Nous mesurons un certain nombre d’indicateurs, comme le nombre d’appels traités, souligne Tanya Mushynski, vice-présidente au service à la clientèle chez Enbridge Gas, en Ontario.

Même à la maison, la productivité est bonne, affirme Mme Mushynski.

Des 3600 employés d’Enbridge en Ontario, près des deux tiers travaillent de la maison, soit ceux qui font du travail de bureau. Les équipes d’entretien, de construction et d’intervention d’urgence continuent de travailler là où elles sont déployées.

Notre dossier : La COVID-19 en Ontario

Faciliter la facturation

Dave Nevogt affirme que son service Hubstaff ne sert pas qu’à fouiner. Il permet aussi aux entreprises abonnées d'élaborer des factures adéquates à leurs propres clients.

Ceux qui facturent à l’heure peuvent avoir un justificatif du temps travaillé sur chacun des projets.
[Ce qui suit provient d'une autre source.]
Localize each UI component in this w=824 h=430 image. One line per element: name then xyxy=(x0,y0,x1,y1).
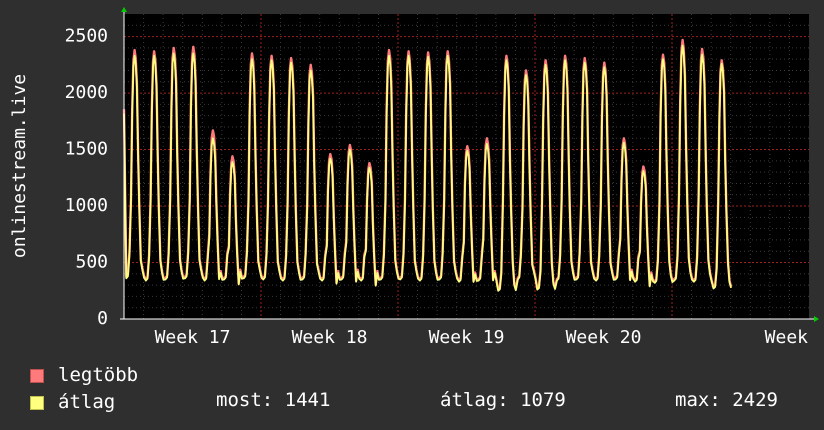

Ils savent combien d’heures ils ont passé pour un client A et un client B, ce qui facilite la facturation, dit-il.

Le cofondateur estime que le travail à la maison explosera au cours des prochaines années. Je crois que le monde est en train de réaliser qu’il est possible d’être productif en travaillant chez soi et que les gens voudront de plus en plus cette option, dit-il.

Dave Nevogt.

Dave Nevogt, cofondateur de l'entreprise Hubstaff, constate un engouement pour son un outil de surveillance des employés, alors qu'ils sont nombreux à travailler de la maison.

Photo : Hubstaff

Twitter a annoncé mardi qu'une partie de son personnel pourra continuer de travailler de la maison indéfiniment.

L’entreprise OpenText à Waterloo, en Ontario, la plus importante compagnie de logiciel au pays, fermera la moitié de ses bureaux. Certains de ses employés resteront donc en télétravail après le déconfinement.

La Banque de Montréal, de son côté, compte offrir des modalités de travail plus souples. Jusqu’à 80 % de ses 45 000 employés pourront envisager un mélange de travail au bureau et à la maison lorsque la pandémie s’essoufflera.